On July 5, Kaseya revised previous estimates to "fewer than 60" customers, adding that "we understand the total impact thus far has been to fewer than 1,500 downstream businesses."

Now, on July 6, the estimate is between 50 direct customers, and between 800 and 1,500 businesses down the chain. 

When it comes to SaaS environments, Kaseya says, "We have not found evidence that any of our SaaS customers were compromised."

In a press release dated July 6, Kaseya has insisted that "while impacting approximately 50 of Kaseya's customers, this attack was never a threat nor had any impact to critical infrastructure."

Kaseya CEO Fred Voccola said that the attack, "for the very small number of people who have been breached, it totally sucks."

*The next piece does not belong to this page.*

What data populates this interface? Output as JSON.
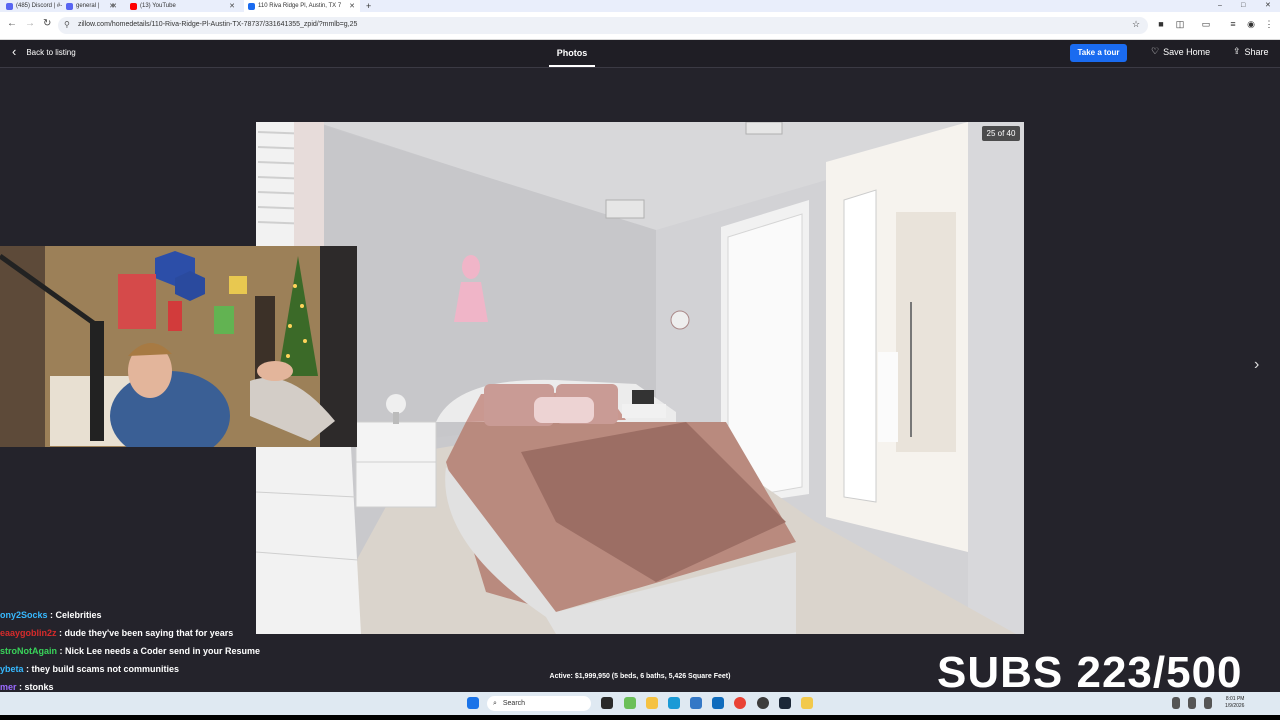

"We are two days after this event," Voccola commented. "We have about 150 people that have probably slept a grand total of four hours in the last two days, literally, and that'll continue until everything is as perfect as can be."

Less than 0.1% of the company's customers experienced a breach.

"Unfortunately, this happened, and it happens," the executive added. "Doesn't make it okay. It just means it's the way the world we live in is today."

What is ransomware?

Ransomware is a type of malware that specializes in the encryption of files and drives. 

In what has become one of the most severe and serious security problems modern businesses now face, ransomware is used by threat actors worldwide to hijack systems and disrupt operations. 

Once a victim's system or network has been encrypted, cyber criminals will place a ransom note on the system, demanding payment in return for a decryption key (which may, or may not, work). 

Today's ransomware operators may be part of Ransomware-as-a-Service (RaaS), when they 'subscribe' to access and use a particular type of ransomware. Another emerging trend is double extortion, in which a victim will have their information stolen during a ransomware raid. 

If they refuse to pay up, they may then face the prospect of their data being sold or published online. 

Common and well-known ransomware families include REvil, Locky, WannaCry, Gandcrab, Cerber, NotPetya, Maze, and Darkside.